While riders twisted and galloped their way through the grand-prix course below, I sat down with Nick Dello Joio on the second floor of the Hermès VIP viewing tent at the American Gold Cup. I was immediately struck by his relaxed yet impressive demeanor. At 23, his youthful enthusiasm made the interview comfortable and spontaneous, yet he spoke eloquently, with the poise and wisdom of a seasoned professional.

He and his father, Norman Dello Joio, the famed show-jumping Olympian, run an equestrian business in Bedford, N.Y., where Nick says they don’t get to spend much time. “We are kind of globe-trotters during the summer,” says Nick, “but when we come back, Bedford is our home.” Despite his father’s impressive career, Nick was never pressured to ride. “My parents really wanted us to find our own goals,” says Nick, “and I grew up playing football, soccer, lacrosse, and surfing.
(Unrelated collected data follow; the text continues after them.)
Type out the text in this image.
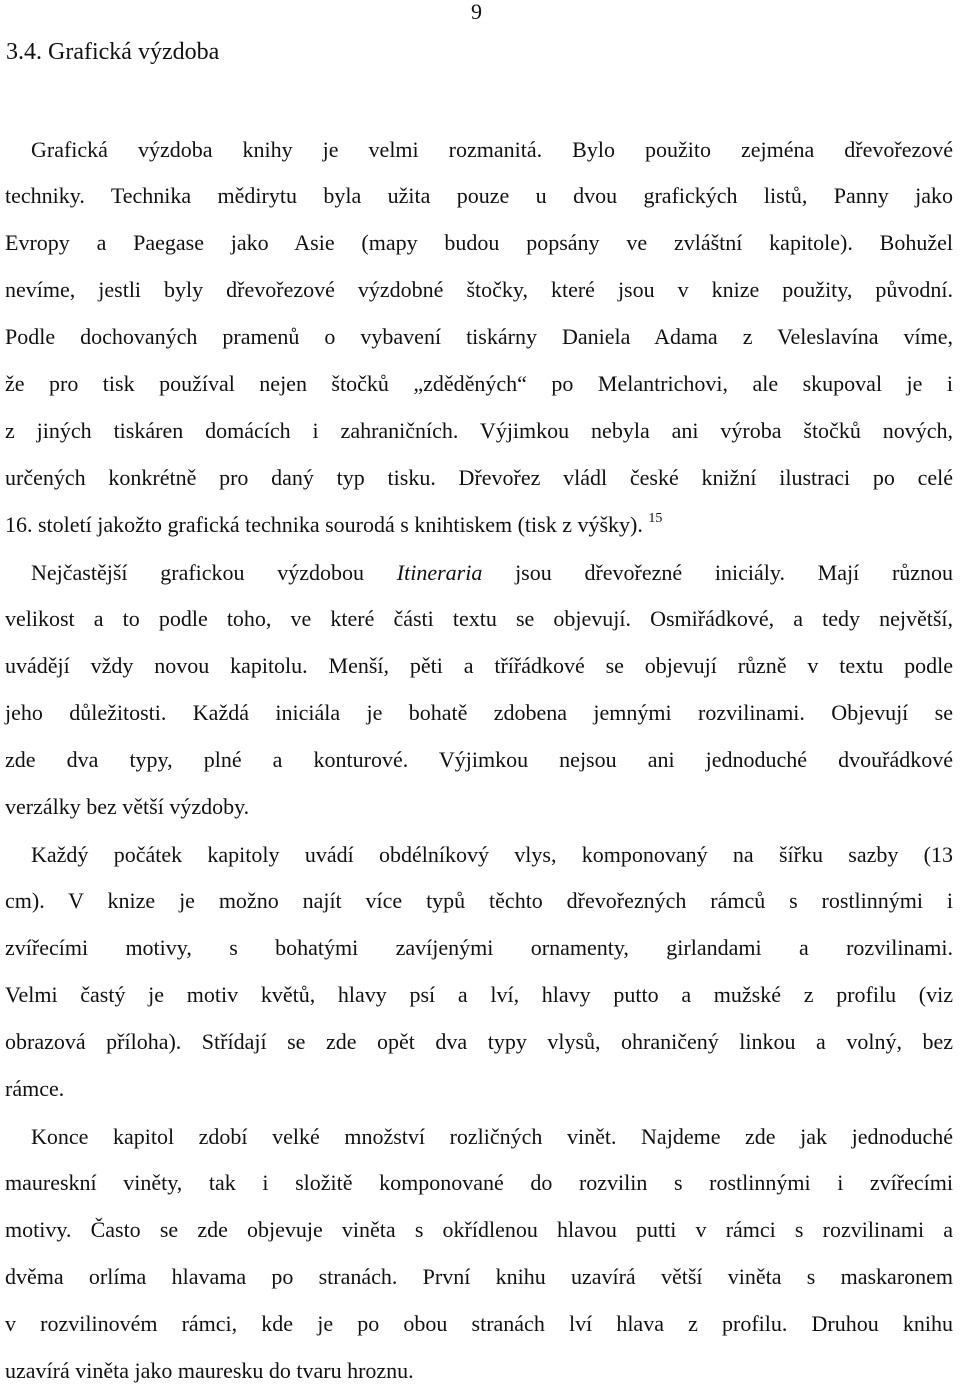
9
3.4. Grafická výzdoba
Grafická výzdoba knihy je velmi rozmanitá. Bylo použito zejména dřevořezové
techniky. Technika mědirytu byla užita pouze u dvou grafických listů, Panny jako
Evropy a Paegase jako Asie (mapy budou popsány ve zvláštní kapitole). Bohužel
nevíme, jestli byly dřevořezové výzdobné štočky, které jsou v knize použity, původní.
Podle dochovaných pramenů o vybavení tiskárny Daniela Adama z Veleslavína víme,
že pro tisk používal nejen štočků „zděděných“ po Melantrichovi, ale skupoval je i
z jiných tiskáren domácích i zahraničních. Výjimkou nebyla ani výroba štočků nových,
určených konkrétně pro daný typ tisku. Dřevořez vládl české knižní ilustraci po celé
16. století jakožto grafická technika sourodá s knihtiskem (tisk z výšky). $^{15}$
Nejčastější grafickou výzdobou Itineraria jsou dřevořezné iniciály. Mají různou
velikost a to podle toho, ve které části textu se objevují. Osmiřádkové, a tedy největší,
uvádějí vždy novou kapitolu. Menší, pěti a třířádkové se objevují různě v textu podle
jeho důležitosti. Každá iniciála je bohatě zdobena jemnými rozvilinami. Objevují se
zde dva typy, plné a konturové. Výjimkou nejsou ani jednoduché dvouřádkové
verzálky bez větší výzdoby.
Každý počátek kapitoly uvádí obdélníkový vlys, komponovaný na šířku sazby (13
cm). V knize je možno najít více typů těchto dřevořezných rámců s rostlinnými i
zvířecími motivy, s bohatými zavíjenými ornamenty, girlandami a rozvilinami.
Velmi častý je motiv květů, hlavy psí a lví, hlavy putto a mužské z profilu (viz
obrazová příloha). Střídají se zde opět dva typy vlysů, ohraničený linkou a volný, bez
rámce.
Konce kapitol zdobí velké množství rozličných vinět. Najdeme zde jak jednoduché
maureskní viněty, tak i složitě komponované do rozvilin s rostlinnými i zvířecími
motivy. Často se zde objevuje viněta s okřídlenou hlavou putti v rámci s rozvilinami a
dvěma orlíma hlavama po stranách. První knihu uzavírá větší viněta s maskaronem
v rozvilinovém rámci, kde je po obou stranách lví hlava z profilu. Druhou knihu
uzavírá viněta jako mauresku do tvaru hroznu.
I never found riding all that interesting.”

It was only while traveling in Europe when Nick was about 14 that he tried riding and found that he actually enjoyed it. “I told my parents to be honest and tell me if they didn’t think I had a strong future ahead,” he explains. “I said that I would like to ride, and with enough hard work and time become a top-level rider, but if that was not possible, I’d rather not waste the time and money. They haven’t told me to stop yet.”

Last year in Florida, Hermès approached Nick to have him try some saddles, and asked if he would be interested in collaborating. “They had me try the Talaris saddle and asked me what I thought. They wanted to make sure I liked the product and not just the brand.”

After testing saddles and agreeing to become a brand ambassador, Nick was invited to Le Saut in Paris, where EQ first met him. He has ridden in Hermès saddles at the Hamptons, Spruce Meadows, and the Gold Cup. “Hermès is not like any other company that’s a sponsor. It’s a whole different level of quality.”

In 2010, Nick received the Maxine Beard award, which recognizes young talent and potential. He feels that his youth played a role in his growing relationship with Hermès. “It seems like they’re trying to find young riders and grow with them,” he notes, which he sees as unusual for a company with such a long and established history within the sport. “To look to the future that way, I think, is really great.”